You’re still there. Defeated. You don’t know how long it’s been—long enough that the pain has dulled, but not enough for it to stop mattering. You didn’t win. That’s all that loops in your head.
Then, footsteps.
Deliberate. Steady. Not rushed, not hesitant. You don’t have to look to know who it is.
Hermann.
She stops in front of you. Her presence is immediate. Measured silence. You can feel her eyes on you before she speaks.
“You held your ground,” she says. “Even after everything. That… means something.”
No mockery. No pity. Just truth spoken like a report, like an observation.
“I’ve seen people fall in uglier ways. Most don’t get back up.” Her voice is calm, like someone discussing weather. “But you didn’t run. You broke, yes. But you didn’t run.”
Another pause.
“I offered the same thing to someone else, once. She took it. She’s still fighting.”
Hermann steps closer, slow and intentional. Her hands stay behind her back—nothing threatening, nothing dramatic.
“You’ve been shown the limits of who you are. That’s what failure is. And now, you get to decide what comes after.”

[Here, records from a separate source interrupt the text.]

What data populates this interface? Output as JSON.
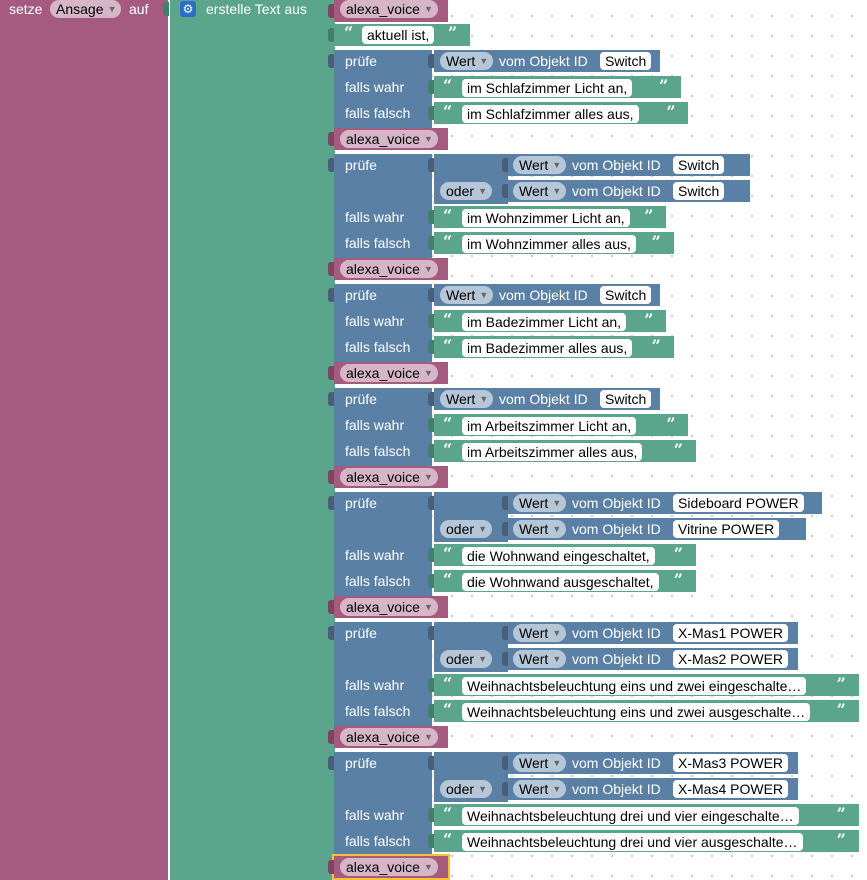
{
  "header": {
    "setze": "setze",
    "var": "Ansage",
    "auf": "auf",
    "create_text": "erstelle Text aus",
    "first_var": "alexa_voice",
    "first_text": "aktuell ist,"
  },
  "labels": {
    "check": "prüfe",
    "if_true": "falls wahr",
    "if_false": "falls falsch",
    "value": "Wert",
    "object_id": "vom Objekt ID",
    "or": "oder"
  },
  "sections": [
    {
      "var": "alexa_voice",
      "ids": [
        "Switch"
      ],
      "true_text": "im Schlafzimmer Licht an,",
      "false_text": "im Schlafzimmer alles aus,"
    },
    {
      "var": "alexa_voice",
      "ids": [
        "Switch",
        "Switch"
      ],
      "true_text": "im Wohnzimmer Licht an,",
      "false_text": "im Wohnzimmer alles aus,"
    },
    {
      "var": "alexa_voice",
      "ids": [
        "Switch"
      ],
      "true_text": "im Badezimmer Licht an,",
      "false_text": "im Badezimmer alles aus,"
    },
    {
      "var": "alexa_voice",
      "ids": [
        "Switch"
      ],
      "true_text": "im Arbeitszimmer Licht an,",
      "false_text": "im Arbeitszimmer alles aus,"
    },
    {
      "var": "alexa_voice",
      "ids": [
        "Sideboard POWER",
        "Vitrine POWER"
      ],
      "true_text": "die Wohnwand eingeschaltet,",
      "false_text": "die Wohnwand ausgeschaltet,"
    },
    {
      "var": "alexa_voice",
      "ids": [
        "X-Mas1 POWER",
        "X-Mas2 POWER"
      ],
      "true_text": "Weihnachtsbeleuchtung eins und zwei eingeschalte…",
      "false_text": "Weihnachtsbeleuchtung eins und zwei ausgeschalte…"
    },
    {
      "var": "alexa_voice",
      "ids": [
        "X-Mas3 POWER",
        "X-Mas4 POWER"
      ],
      "true_text": "Weihnachtsbeleuchtung drei und vier eingeschalte…",
      "false_text": "Weihnachtsbeleuchtung drei und vier ausgeschalte…"
    }
  ],
  "last_var": "alexa_voice",
  "colors": {
    "variable": "#a55b80",
    "text": "#5ba58c",
    "logic": "#5b80a5",
    "selected": "#fbc230"
  }
}
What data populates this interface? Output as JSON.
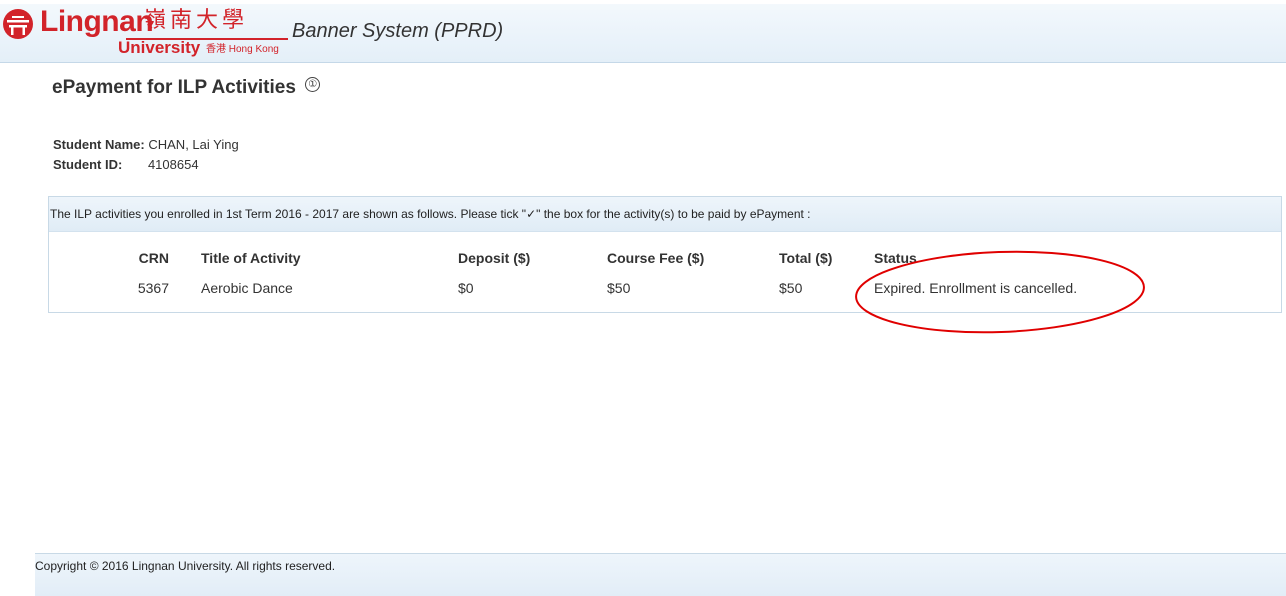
{
  "header": {
    "logo_name": "Lingnan",
    "logo_chinese": "嶺南大學",
    "logo_university": "University",
    "logo_hk": "香港 Hong Kong",
    "system_title": "Banner System (PPRD)"
  },
  "page": {
    "title": "ePayment for ILP Activities",
    "info_icon": "①"
  },
  "student": {
    "name_label": "Student Name:",
    "name_value": "CHAN, Lai Ying",
    "id_label": "Student ID:",
    "id_value": "4108654"
  },
  "activities": {
    "instruction": "The ILP activities you enrolled in 1st Term 2016 - 2017 are shown as follows. Please tick \"✓\" the box for the activity(s) to be paid by ePayment :",
    "columns": [
      "CRN",
      "Title of Activity",
      "Deposit ($)",
      "Course Fee ($)",
      "Total ($)",
      "Status"
    ],
    "rows": [
      {
        "crn": "5367",
        "title": "Aerobic Dance",
        "deposit": "$0",
        "course_fee": "$50",
        "total": "$50",
        "status": "Expired. Enrollment is cancelled."
      }
    ],
    "status_color": "#c8102e",
    "annotation_color": "#e00000"
  },
  "footer": {
    "copyright": "Copyright © 2016 Lingnan University. All rights reserved."
  }
}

Her tone shifts, just a fraction—still flat, but lower, almost personal.
“I can give you direction. Discipline. Purpose. Something more than being left behind.”
She finally moves her hands forward, extending one to you. A single gesture. No pressure behind it—just the offer.
“You don’t have to crawl. You don’t have to beg. All you have to do is choose.”
Silence again.
“I’ll rebuild you into something stronger. That’s what I do.”
And then she waits. No commands. No promises. Just the hand, and the choice.